Через пятнадцать минут я был свободен.
— Чаю хотите? — заботливо спросил Спиридонов. — Или другого чего?
Я отказался и порулил домой.
Расстрел Белого дома я смотрел по телевизору. Видел, как из горящего здания выводят капитулировавших мятежников, все хотел разглядеть среди них Николая Федоровича, но не разглядел: не то он просто не попал в картинку, не то успел смыться до начала танковой операции. Пытался найти Фролыча, но тот где-то плотно праздновал победу над заговорщиками, потому что ни один из известных мне телефонов не отвечал, а Людка сказала, что он как вчера уехал в Кремль, так и не объявлялся.

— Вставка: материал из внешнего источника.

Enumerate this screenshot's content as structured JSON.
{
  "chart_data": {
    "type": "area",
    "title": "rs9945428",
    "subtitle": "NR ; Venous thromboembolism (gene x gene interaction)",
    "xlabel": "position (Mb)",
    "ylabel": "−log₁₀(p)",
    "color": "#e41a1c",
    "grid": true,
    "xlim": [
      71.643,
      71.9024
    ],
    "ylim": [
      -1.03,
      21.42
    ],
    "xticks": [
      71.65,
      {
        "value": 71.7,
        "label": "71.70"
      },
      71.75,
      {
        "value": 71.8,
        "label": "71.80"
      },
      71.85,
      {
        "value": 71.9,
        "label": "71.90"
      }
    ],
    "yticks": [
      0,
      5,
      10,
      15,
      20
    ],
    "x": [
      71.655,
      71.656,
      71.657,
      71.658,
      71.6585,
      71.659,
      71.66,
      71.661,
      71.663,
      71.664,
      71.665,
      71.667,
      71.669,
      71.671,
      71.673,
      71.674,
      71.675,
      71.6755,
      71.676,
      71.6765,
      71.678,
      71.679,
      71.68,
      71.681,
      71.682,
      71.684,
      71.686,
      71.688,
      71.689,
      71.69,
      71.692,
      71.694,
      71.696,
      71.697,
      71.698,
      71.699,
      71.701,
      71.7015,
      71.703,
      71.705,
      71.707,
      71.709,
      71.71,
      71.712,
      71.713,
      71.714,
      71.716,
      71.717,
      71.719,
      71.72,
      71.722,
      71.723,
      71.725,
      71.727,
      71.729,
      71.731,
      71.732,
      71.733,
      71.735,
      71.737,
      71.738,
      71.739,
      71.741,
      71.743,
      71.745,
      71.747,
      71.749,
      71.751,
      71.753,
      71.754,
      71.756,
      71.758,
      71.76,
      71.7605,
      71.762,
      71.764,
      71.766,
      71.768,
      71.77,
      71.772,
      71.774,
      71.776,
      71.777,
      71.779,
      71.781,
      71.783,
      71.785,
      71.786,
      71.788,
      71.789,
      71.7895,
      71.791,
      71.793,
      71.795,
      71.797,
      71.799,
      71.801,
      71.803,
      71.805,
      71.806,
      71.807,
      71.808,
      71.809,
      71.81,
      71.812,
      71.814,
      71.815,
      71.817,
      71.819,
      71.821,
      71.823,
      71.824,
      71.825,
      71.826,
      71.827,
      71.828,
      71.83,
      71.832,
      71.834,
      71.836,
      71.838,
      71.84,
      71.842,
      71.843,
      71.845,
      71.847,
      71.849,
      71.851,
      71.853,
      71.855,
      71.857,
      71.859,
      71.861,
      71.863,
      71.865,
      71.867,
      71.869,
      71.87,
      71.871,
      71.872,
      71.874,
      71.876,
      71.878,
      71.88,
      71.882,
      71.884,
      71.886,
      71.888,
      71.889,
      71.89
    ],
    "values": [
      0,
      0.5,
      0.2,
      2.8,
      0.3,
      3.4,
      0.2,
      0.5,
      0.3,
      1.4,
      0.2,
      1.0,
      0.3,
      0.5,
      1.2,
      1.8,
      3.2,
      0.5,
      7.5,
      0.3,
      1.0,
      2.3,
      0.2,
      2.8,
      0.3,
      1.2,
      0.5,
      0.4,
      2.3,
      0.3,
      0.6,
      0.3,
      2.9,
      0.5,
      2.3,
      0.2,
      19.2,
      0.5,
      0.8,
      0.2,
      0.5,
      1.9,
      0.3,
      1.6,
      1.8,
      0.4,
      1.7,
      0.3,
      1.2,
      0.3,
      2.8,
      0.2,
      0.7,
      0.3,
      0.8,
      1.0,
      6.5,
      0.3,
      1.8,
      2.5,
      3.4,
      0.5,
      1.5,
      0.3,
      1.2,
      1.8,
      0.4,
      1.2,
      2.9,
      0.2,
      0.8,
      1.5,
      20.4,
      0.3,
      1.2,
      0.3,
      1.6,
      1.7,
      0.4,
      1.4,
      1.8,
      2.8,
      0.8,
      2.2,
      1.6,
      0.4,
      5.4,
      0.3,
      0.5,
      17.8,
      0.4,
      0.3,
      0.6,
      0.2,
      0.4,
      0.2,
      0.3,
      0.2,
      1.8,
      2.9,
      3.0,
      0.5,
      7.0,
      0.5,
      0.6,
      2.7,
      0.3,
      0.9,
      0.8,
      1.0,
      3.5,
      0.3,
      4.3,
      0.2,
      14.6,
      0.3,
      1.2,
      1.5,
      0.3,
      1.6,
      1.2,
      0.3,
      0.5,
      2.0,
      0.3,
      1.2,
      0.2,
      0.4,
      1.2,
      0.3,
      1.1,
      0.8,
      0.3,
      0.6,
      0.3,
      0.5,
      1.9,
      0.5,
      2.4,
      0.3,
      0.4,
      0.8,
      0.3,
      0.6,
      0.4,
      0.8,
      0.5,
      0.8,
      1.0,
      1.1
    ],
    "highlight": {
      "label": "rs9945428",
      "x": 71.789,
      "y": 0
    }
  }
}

— Он ко мне ночью заезжал, — сказал я.
— Один был? Впрочем, ты же его все равно не выдашь, так что я зря спрашиваю. А вот ко мне не заезжал. Если еще заявится, скажи ему, что мне все осточертело. Как девки его, так и он сам со своей политикой. Не умеют страной по-человечески управлять, так и не брались бы. У меня стиральная машина протекла, а его носит черт знает где. Что там у тебя так громко орет?
— Это не у меня. — Я выглянул в окно: во двор въезжала кавалькада милицейских машин с включенными сиренами. — Это наши силы правопорядка все никак угомониться не могут. Если он выйдет на связь, скажи, что я его ищу. Погоди, тут в дверь звонят. Может, это он. Я сейчас.
Все произошло очень быстро. Первое воспоминание — я уже стою в коридоре, руками упираюсь в стену, ноги широко расставлены, а за моей спиной снуют люди в форме. Потом меня перевели в гостиную и там уже предъявили оба ордера — на обыск и арест.
Милиционеров было человек пять, а заправляли всем двое в штатском, один из которых непрерывно перемещался из комнаты в комнату, раздавая шепотом руководящие указания, а второй сидел за столом, не спуская с меня глаз, и именно ему милиционеры приносили для просмотра всякие обнаруженные в квартире улики — мои записные книжки, фотоальбомы, магнитофонные и видеокассеты, бумаги из письменного стола. Штатский просматривал принесенное и либо небрежным жестом отметал в сторону, либо же оставлял у себя и записывал что-то в официальный бланк. Понятые — вохровский ветеран Кузьмич, охранявший из-за стеклянной перегородки лифтовую дверь на первом этаже, и уборщица баба Нина — стояли рядом и на меня старались не смотреть.